Diane Elizabeth Oxner-Macdonald (November 10, 1928 – January 23, 2025) was a Canadian soprano and voice teacher. She was a soloist in the choir at the St. Matthew's United Church and had roles with the Nova Scotia Opera Association and the Halifax Symphony Orchestra among recordings. Oxner worked at the Maritime Conservatory of Music in Halifax from 1954 and began her role as a voice teacher with the New Brunswick Academy of Music in 1958. She was musical director of the New Brunswick Opera Association from 1969 to 1972 and then moved to Scotland to co-manage a hotel. Oxner returned to Canada in 1983 and became choral director of the Lunenburg Chorale in 1985.

== Early life ==
Oxner was born on November 10, 1928, in Lunenburg, Nova Scotia. Her mother, Pearl Young Oxner, was the conductor of the Lunenburg Male Choir and a contralto and teacher, and her father was B.G. Oxner. Oxner graduated from Lunenburg Academy in 1947, and was a member of the Lunenburg Mixed Quarette.

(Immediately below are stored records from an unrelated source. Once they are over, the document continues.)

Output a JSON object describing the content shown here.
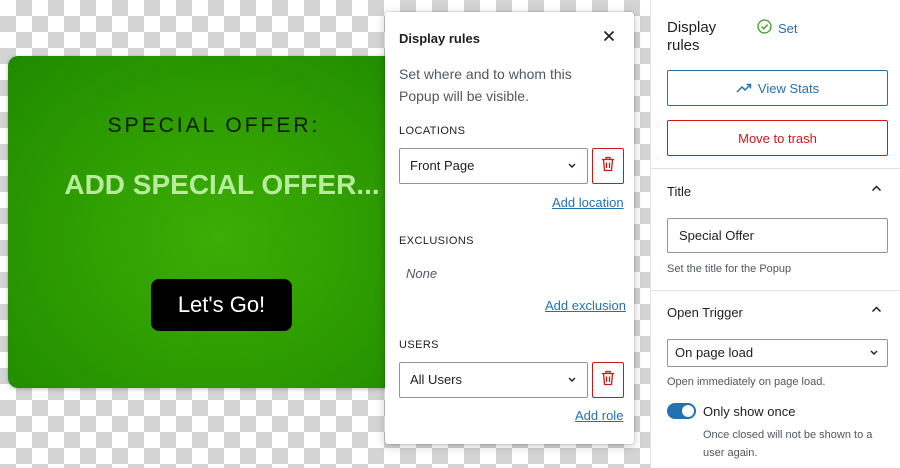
{
  "popup": {
    "eyebrow": "SPECIAL OFFER:",
    "title": "ADD SPECIAL OFFER...",
    "cta_label": "Let's Go!",
    "background_color": "#2f9e00",
    "title_color": "#b6ec9c"
  },
  "display_rules": {
    "title": "Display rules",
    "close_icon": "close-icon",
    "description": "Set where and to whom this Popup will be visible.",
    "locations": {
      "label": "LOCATIONS",
      "selected": "Front Page",
      "add_link": "Add location"
    },
    "exclusions": {
      "label": "EXCLUSIONS",
      "empty_text": "None",
      "add_link": "Add exclusion"
    },
    "users": {
      "label": "USERS",
      "selected": "All Users",
      "add_link": "Add role"
    }
  },
  "sidebar": {
    "heading": "Display rules",
    "status": "Set",
    "status_icon": "check-circle-icon",
    "view_stats_label": "View Stats",
    "move_to_trash_label": "Move to trash",
    "title_panel": {
      "label": "Title",
      "value": "Special Offer",
      "help": "Set the title for the Popup"
    },
    "trigger_panel": {
      "label": "Open Trigger",
      "selected": "On page load",
      "help": "Open immediately on page load.",
      "only_once_label": "Only show once",
      "only_once_enabled": true,
      "only_once_help": "Once closed will not be shown to a user again."
    }
  },
  "colors": {
    "accent": "#2271b1",
    "danger": "#cc1818"
  }
}
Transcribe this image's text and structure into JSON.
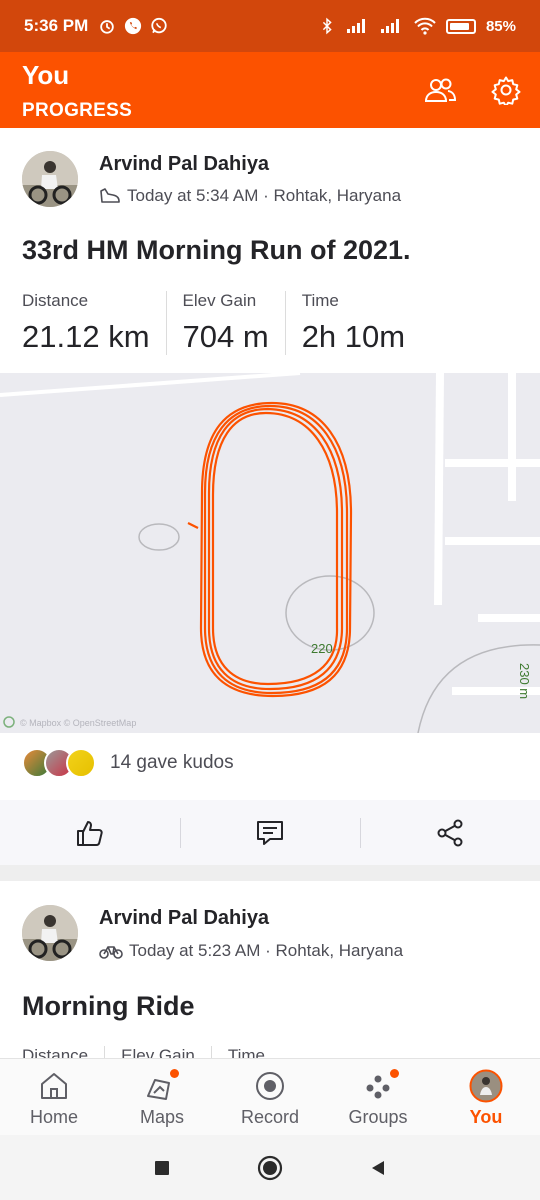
{
  "status_bar": {
    "time": "5:36 PM",
    "battery_text": "85%",
    "battery_level": 0.85
  },
  "app_bar": {
    "title": "You",
    "subtitle": "PROGRESS",
    "icons": [
      "people-icon",
      "gear-icon"
    ]
  },
  "feed": {
    "activities": [
      {
        "athlete": "Arvind Pal Dahiya",
        "type_icon": "run-shoe-icon",
        "meta": "Today at 5:34 AM · Rohtak, Haryana",
        "title": "33rd HM Morning Run of 2021.",
        "stats": [
          {
            "label": "Distance",
            "value": "21.12 km"
          },
          {
            "label": "Elev Gain",
            "value": "704 m"
          },
          {
            "label": "Time",
            "value": "2h 10m"
          }
        ],
        "map": {
          "contour_labels": [
            "220",
            "230 m"
          ],
          "attribution": "© Mapbox © OpenStreetMap",
          "route_color": "#fc5200"
        },
        "kudos_text": "14 gave kudos",
        "actions": [
          "thumbs-up-icon",
          "comment-icon",
          "share-icon"
        ]
      },
      {
        "athlete": "Arvind Pal Dahiya",
        "type_icon": "bike-icon",
        "meta": "Today at 5:23 AM · Rohtak, Haryana",
        "title": "Morning Ride",
        "stats": [
          {
            "label": "Distance"
          },
          {
            "label": "Elev Gain"
          },
          {
            "label": "Time"
          }
        ]
      }
    ]
  },
  "tab_bar": {
    "tabs": [
      {
        "label": "Home",
        "icon": "home-icon"
      },
      {
        "label": "Maps",
        "icon": "map-icon",
        "badge": true
      },
      {
        "label": "Record",
        "icon": "record-icon"
      },
      {
        "label": "Groups",
        "icon": "groups-icon",
        "badge": true
      },
      {
        "label": "You",
        "icon": "avatar",
        "active": true
      }
    ]
  },
  "colors": {
    "status_bar": "#d2470c",
    "accent": "#fc5200",
    "text_primary": "#242428",
    "text_secondary": "#4d4d55"
  }
}
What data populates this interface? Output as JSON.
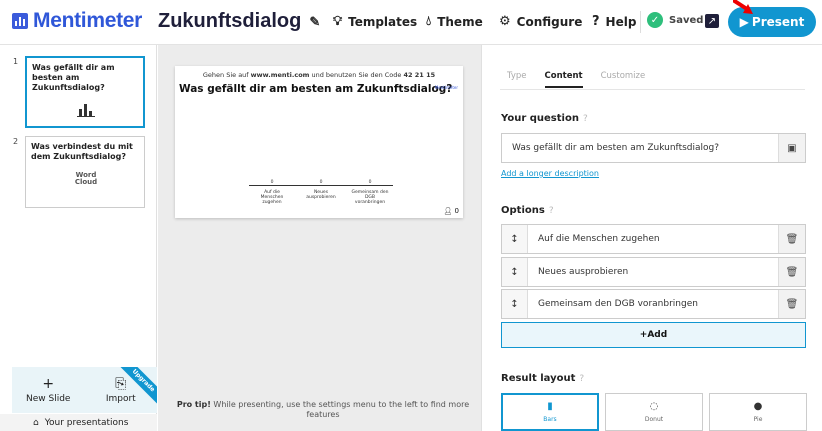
{
  "header": {
    "logo_text": "Mentimeter",
    "presentation_title": "Zukunftsdialog",
    "nav": {
      "templates": "Templates",
      "theme": "Theme",
      "configure": "Configure",
      "help": "Help"
    },
    "saved_label": "Saved",
    "present_label": "Present"
  },
  "sidebar": {
    "slides": [
      {
        "number": "1",
        "title": "Was gefällt dir am besten am Zukunftsdialog?"
      },
      {
        "number": "2",
        "title": "Was verbindest du mit dem Zukunftsdialog?",
        "wordcloud_label": "Word Cloud"
      }
    ],
    "new_slide": "New Slide",
    "import": "Import",
    "upgrade": "Upgrade",
    "your_presentations": "Your presentations"
  },
  "slide_preview": {
    "join_prefix": "Gehen Sie auf ",
    "join_url": "www.menti.com",
    "join_mid": " und benutzen Sie den Code ",
    "join_code": "42 21 15",
    "question": "Was gefällt dir am besten am Zukunftsdialog?",
    "menti_tag": "Mentimeter",
    "bars": [
      {
        "value": "0",
        "label": "Auf die Menschen zugehen"
      },
      {
        "value": "0",
        "label": "Neues ausprobieren"
      },
      {
        "value": "0",
        "label": "Gemeinsam den DGB voranbringen"
      }
    ],
    "participants": "0"
  },
  "pro_tip": {
    "bold": "Pro tip!",
    "text": " While presenting, use the settings menu to the left to find more features"
  },
  "panel": {
    "tabs": [
      "Type",
      "Content",
      "Customize"
    ],
    "your_question_label": "Your question",
    "question_value": "Was gefällt dir am besten am Zukunftsdialog?",
    "add_description": "Add a longer description",
    "options_label": "Options",
    "options": [
      "Auf die Menschen zugehen",
      "Neues ausprobieren",
      "Gemeinsam den DGB voranbringen"
    ],
    "add_label": "+Add",
    "result_layout_label": "Result layout",
    "layouts": [
      "Bars",
      "Donut",
      "Pie"
    ]
  },
  "colors": {
    "brand": "#2f57d8",
    "present_button": "#1196d0",
    "saved_check": "#2ebf7c"
  }
}
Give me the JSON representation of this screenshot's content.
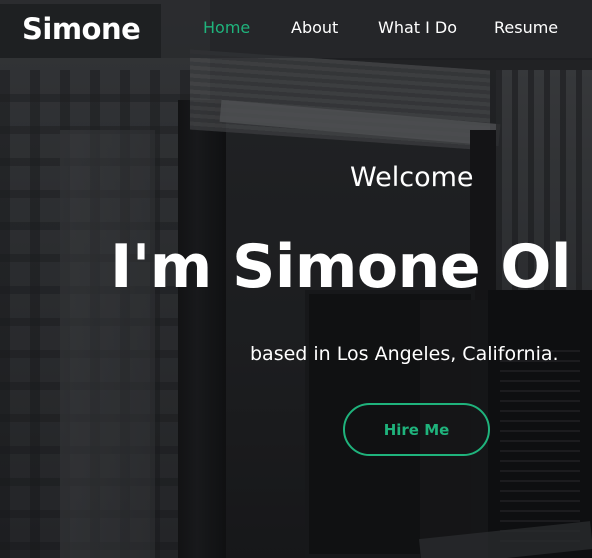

She later attended the Bouve Boston School of Physical Education for two years under Margaret Armstrong Gow. In Boston, Oxner was a member of the Cecilia Society of Boston and the choir of the Old South Church. She opted to further her vocal training at The Curtis Institute of Music, Philadelphia in 1950, graduating with a Bachelor of Music degree in Opera in 1954. Oxner also studied at opera school in Pittsburgh and received vocal training in Halifax.

== Career ==
Following graduation, Oxner returned to Lunenburg. She sung soprano, was a soloist in the choir at the St. Matthew's United Church, performing at the 1950 Halifax Music Festival and received honourable mention in the 1954–1955 Singing Stars of Tomorrow. Oxner joined the staff of the Maritime Conservatory of Music in Halifax in 1954, and featured on television and radio, appearing on CBC Radio (such as Invitation in mid-1955), Trans-Canada Network and CBHT-TV in Halifax in leading operatic roles throughout the Maritimes. She appeared at the Nova Scotia Festival of the Arts from 1956 to 1958. Oxner recorded a number of Helen Creighton's Nova Scotia folk songs, Gypsy folk songs, as well as children's songs, and had roles with the Nova Scotia Opera Association and the Halifax Symphony Orchestra.

She began voice teaching at the New Brunswick Academy of Music and joined Saint John as a church soloist in 1958. Oxner also taught privately in Fredericton. She performed with the New Brunswick Symphony Orchestra and at the Centenary Queen Square United Church. From 1969 to 1972, Oxner was musical director of the New Brunswick Opera Association. She moved to Scotland in 1974, and ran a hotel in the Highland village of Newtonmore with her husband. Oxner returned to Canada in October 1982. She was made choral director of the Lunenburg Chorale in 1985, and led and directed both Jr. And Sr. Choir for the Central United Church for the next 20 year. Oxner resumed teaching at the Maritime Conservatory of Music in Halifax and with private students. Her students included the likes of Sarah McLachlan.

Oxner recorded the LP Traditional Folksongs of Nova Scotia in 1973 and also took part in Canadian Folk Songs: A Centennial Collection. Following retirement, she gave private lessons, helped local choirs and volunteered at numerous functions and festivals across Lunenburg.

== Personal life ==
Oxner married Scottish-born James MacDonald in 1958 but she continued to use her maiden name in a professional context. There were three children of the marriage. She died in Lunenberg on the morning of January 23, 2025 and her memorial service took place at Central United Church in Lunenburg on March 1.